[CRITIQUE] Horns

horns

Réalisé par: Alexandre Aja

Avec: Daniel Radcliffe, Joe Anderson…

Durée: 1h59

Genre: Drame/Fantastique

Date de sortie cinéma: 1er Octobre 2014

Interdit aux moins de 12 ans

Speech

Soupçonné d’avoir assassiné sa fiancée, rejeté par tous ceux qu’il connaît, Ignatius a sombré dans le désespoir. Un matin, il se réveille avec une paire de cornes sur la tête. Celles-ci lui donnent un étrange pouvoir, celui de faire avouer leurs plus noirs secrets aux gens qu’il croise. Ignatius se lance alors à la recherche du véritable meurtrier…

Horns Movie Picture (6)

Critique

On ne va pas se mentir, j’ai toujours été un très grand fan du travail d’Alexandre Aja. Que cela soit sa colline revisitée ou ses piranhas à point, Aja nous livre à chacune de ses œuvres un univers bien particulier qu’il manipule avec talent et passion. Et Horns en fait désormais partie.
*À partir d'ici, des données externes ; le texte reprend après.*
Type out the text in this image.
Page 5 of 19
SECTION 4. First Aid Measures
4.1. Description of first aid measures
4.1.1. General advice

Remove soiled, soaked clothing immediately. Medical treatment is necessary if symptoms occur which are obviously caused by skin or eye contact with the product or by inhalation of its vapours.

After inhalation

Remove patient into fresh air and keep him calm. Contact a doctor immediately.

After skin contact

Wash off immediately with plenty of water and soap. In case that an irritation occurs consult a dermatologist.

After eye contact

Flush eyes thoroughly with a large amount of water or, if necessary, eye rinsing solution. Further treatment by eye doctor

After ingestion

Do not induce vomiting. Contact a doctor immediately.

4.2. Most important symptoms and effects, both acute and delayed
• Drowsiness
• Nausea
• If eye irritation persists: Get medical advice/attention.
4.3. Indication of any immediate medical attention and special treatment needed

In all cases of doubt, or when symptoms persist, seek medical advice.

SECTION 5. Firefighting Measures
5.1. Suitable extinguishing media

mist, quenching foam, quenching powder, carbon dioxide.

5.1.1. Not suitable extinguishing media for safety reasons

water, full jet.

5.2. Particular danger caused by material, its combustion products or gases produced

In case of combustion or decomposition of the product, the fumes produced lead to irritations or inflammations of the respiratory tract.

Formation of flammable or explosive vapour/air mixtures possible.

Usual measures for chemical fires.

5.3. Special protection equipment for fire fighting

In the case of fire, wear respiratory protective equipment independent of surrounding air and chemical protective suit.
Basé sur le livre du rejeton du grand King, Horns nous invite à une descente aux Enfers d’un homme prêt à tout pour trouver le meurtrier de sa bien-aimée. Rejetant la foi qu’il estime l’avoir abandonné, Ignatius se voit alors doté d’un étrange et épineux don.

Un speech alléchant qui n’aura de cesse de trainer le spectateur dans un tourbillon suffoquant de noirceur humaine. Les plus bas instincts de notre espèce se révèlent devant ses cornes expiatrices provoquant souvent un sentiment de malaise voulu mais toujours maitrisé, car derrière cette violence verbale, on décèle là où le réalisateur veut nous emmener et son enfer n’en devient que plus jouissif.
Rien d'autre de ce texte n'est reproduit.